2001

At first blush, this looks like a review of a book 50 years after it's publication date. It looks like that at second blush, and every subsequent blush too. I didn't read it 50 years ago so give me a break. So what is there to say about a book that everyone has heard because it is the basis of one of the most important science fiction movies of all time? Turns out, a lot. Clarke really shows why he's earned his place on the Mount Rushmore of sci-fi writers. He's not just a phenomenal writer, he is a phenomenal thinker. In the first few chapters, one of the characters embarks on a routine flight to the moon. He has a tablet that he connects to the information network of the spaceship he's on and 'dials up' a few different newspapers to read. After a few minutes of flipping through pages, he laments that he has such an amazing device in his hand and nothing to read but local news stories about burglaries. Many sci-fi writers try to predict the future. Some sci-fi is just future fantasy and space swashbuckling, but of those few hard sci-fi gurus who are willing to commit their predictions to the page, none are so good at it as Clarke. He not only predicted the technological elements of being a passenger on a very international flight (having an iPad to browse the news), but he also had the wisdom to predict our relationship to that almost magical level of technology. In his imagination was a future that had some very exciting things, but he didn't let that excitement contaminate his story. Of course iPads and the internet would be exciting when the book was written (a year before we landed on the moon), but he knew it wouldn't be exciting to the passenger who just had to wait out that long, long flight. Any of the rest of us would've come up with a technology that was 1/10th as cool, laughably outdated within a decade, and we would've written it to be the shining grail of that chapter. But I guess that's why it's fair to say that Clarke was a better writer than all of us. Which brings us to HAL.

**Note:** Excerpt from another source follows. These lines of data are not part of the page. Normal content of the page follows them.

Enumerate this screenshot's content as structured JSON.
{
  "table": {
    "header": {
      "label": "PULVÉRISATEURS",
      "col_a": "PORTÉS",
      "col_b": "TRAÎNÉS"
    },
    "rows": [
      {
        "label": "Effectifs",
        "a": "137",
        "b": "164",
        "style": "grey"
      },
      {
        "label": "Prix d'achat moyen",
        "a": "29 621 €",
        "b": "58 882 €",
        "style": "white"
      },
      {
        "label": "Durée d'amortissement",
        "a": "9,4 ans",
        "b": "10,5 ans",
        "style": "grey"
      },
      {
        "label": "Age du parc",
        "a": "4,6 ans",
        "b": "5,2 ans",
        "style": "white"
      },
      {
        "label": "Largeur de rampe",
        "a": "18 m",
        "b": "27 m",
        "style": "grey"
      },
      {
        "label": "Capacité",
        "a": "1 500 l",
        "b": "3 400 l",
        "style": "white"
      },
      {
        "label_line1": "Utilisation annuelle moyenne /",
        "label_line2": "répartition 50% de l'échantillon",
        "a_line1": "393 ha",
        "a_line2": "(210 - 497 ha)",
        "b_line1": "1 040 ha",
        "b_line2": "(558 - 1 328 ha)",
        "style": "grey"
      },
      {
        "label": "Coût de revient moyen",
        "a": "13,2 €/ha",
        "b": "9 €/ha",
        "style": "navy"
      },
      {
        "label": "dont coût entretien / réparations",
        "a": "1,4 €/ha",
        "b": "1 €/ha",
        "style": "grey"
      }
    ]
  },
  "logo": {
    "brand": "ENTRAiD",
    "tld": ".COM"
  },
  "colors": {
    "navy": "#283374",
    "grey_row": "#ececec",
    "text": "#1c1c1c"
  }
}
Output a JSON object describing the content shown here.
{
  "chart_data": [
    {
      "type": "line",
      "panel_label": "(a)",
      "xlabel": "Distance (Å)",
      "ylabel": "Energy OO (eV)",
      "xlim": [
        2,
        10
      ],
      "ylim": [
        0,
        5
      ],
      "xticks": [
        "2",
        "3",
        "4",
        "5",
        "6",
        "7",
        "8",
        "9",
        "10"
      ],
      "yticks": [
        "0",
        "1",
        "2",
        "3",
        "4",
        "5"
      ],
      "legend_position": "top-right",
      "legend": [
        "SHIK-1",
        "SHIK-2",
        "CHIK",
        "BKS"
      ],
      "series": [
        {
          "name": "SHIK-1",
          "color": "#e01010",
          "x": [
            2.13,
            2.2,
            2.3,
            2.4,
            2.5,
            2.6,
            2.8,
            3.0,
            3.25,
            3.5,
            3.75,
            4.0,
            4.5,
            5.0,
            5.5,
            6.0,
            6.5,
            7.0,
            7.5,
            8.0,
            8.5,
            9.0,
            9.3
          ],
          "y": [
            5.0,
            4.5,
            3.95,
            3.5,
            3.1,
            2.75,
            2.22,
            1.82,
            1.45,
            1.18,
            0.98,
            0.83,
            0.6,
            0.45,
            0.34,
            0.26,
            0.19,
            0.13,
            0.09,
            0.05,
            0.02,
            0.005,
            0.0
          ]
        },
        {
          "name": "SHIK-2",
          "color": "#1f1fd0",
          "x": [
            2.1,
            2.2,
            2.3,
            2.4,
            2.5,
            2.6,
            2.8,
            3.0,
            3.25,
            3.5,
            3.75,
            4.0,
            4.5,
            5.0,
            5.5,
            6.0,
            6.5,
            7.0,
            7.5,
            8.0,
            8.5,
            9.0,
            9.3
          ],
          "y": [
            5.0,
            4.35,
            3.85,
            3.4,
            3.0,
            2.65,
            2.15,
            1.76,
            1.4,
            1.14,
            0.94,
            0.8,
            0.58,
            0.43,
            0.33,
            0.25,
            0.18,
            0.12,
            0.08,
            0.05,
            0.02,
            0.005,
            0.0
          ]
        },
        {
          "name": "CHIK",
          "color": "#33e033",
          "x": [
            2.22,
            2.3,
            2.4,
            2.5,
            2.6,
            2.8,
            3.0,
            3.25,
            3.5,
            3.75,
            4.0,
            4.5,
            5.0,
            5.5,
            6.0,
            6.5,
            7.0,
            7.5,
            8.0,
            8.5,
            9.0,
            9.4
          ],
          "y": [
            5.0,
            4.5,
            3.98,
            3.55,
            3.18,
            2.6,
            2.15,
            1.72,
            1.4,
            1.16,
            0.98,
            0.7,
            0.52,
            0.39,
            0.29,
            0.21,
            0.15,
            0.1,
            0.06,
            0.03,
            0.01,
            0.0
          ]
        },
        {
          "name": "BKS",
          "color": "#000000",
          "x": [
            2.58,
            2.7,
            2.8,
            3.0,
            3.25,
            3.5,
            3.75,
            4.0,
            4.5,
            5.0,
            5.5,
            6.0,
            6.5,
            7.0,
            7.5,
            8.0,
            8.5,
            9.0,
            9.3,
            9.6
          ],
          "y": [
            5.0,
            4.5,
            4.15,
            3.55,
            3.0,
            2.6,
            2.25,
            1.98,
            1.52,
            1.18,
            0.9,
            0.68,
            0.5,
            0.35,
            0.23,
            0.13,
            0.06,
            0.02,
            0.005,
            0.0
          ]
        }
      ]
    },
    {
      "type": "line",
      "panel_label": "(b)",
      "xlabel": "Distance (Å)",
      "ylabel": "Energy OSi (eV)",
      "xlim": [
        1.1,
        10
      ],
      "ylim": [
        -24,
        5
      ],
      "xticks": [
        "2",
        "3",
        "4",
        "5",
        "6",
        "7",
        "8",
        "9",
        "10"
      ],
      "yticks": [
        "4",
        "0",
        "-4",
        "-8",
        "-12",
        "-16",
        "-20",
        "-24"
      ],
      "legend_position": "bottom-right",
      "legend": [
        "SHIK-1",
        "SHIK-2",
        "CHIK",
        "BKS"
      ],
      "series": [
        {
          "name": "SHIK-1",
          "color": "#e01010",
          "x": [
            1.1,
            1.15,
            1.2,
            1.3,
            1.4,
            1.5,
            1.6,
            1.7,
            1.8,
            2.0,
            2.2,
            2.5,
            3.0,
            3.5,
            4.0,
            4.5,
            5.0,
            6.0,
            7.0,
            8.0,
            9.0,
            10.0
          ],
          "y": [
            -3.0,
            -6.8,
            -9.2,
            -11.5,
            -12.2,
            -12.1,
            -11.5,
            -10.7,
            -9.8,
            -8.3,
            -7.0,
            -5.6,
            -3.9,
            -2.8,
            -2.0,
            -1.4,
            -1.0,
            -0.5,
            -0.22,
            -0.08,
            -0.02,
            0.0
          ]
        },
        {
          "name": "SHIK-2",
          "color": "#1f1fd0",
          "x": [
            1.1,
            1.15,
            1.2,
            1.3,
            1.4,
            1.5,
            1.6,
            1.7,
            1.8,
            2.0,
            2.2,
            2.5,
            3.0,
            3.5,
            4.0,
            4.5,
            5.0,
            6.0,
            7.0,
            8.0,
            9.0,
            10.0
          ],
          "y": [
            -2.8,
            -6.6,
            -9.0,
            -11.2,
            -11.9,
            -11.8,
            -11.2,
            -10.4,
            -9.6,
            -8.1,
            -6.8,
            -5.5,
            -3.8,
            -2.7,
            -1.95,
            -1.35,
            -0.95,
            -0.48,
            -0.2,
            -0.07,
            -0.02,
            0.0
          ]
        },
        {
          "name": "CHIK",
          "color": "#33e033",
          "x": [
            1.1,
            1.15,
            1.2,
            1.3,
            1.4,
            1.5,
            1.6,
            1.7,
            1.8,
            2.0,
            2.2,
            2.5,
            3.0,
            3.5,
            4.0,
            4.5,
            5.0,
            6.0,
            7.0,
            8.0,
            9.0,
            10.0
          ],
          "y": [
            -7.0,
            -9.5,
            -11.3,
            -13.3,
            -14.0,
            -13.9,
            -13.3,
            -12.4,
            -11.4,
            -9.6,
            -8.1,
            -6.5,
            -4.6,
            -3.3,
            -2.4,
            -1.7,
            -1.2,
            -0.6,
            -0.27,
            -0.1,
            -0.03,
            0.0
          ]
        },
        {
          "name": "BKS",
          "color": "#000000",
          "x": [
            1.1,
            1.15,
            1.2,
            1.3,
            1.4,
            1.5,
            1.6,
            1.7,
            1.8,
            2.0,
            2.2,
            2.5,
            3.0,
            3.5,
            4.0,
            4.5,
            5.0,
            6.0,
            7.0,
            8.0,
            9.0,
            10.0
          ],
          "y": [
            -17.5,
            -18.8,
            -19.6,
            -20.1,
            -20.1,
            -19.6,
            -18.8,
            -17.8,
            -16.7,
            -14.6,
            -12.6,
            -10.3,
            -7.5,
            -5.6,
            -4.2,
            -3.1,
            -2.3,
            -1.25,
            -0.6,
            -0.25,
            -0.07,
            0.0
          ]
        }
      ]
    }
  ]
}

What's the opposite of a humble brag? Instead of subtly boasting about myself by making thinly veiled statements of humility, I want to subtly denigrate someone else by making thinly veiled statements of praise. Whatever it's called, here goes: I think Clarke's writing is so good, that it gets in the way of me enjoying the story. Specifically, the sequence in the book where HAL turns rogue and murderous is so well done that I completely forgot that the book isn't about artificial intelligence that is to hubristic to admit that it made a mistake so it tries to kill the protagonist, and is instead about humans accidentally setting off an alien alarm and ultimately being transformed into a star child. [Spoilers, I guess]. Every other scene in that book should be an iconic touchstone of midcentury sci-fi, but they all get overshadowed by murderbot 9000. The description of the dwarf star pulling a column of starfire off it's binary giant twin as it speeds past in it's orbit, and the energy beings migrating up the star fire would be more than enough of an idea for most writers to make a whole trilogy out of. A goddamn alien crystal mind controls apes into starting down the path to becoming human, and ultimately space faring, and that part of the book is forgotten in the dust bin by the time you finish. Nope. Clarke has too many good ideas and too many amazing scenes in this book. It's easy to read and not very long so in the few hours that you spend reading it, you've got to compress six months worth of wonder and reflection on these amazing new ideas. Clarke was clearly hoarding all of the good ideas from all of the other sci-fi writers, but had such a stockpile of them that he had to cram a dozen or more into each novel. It just isn't fair to us readers.

Now I've got to tackle the other books in the series, but I think I'll let my brain cool off a bit first.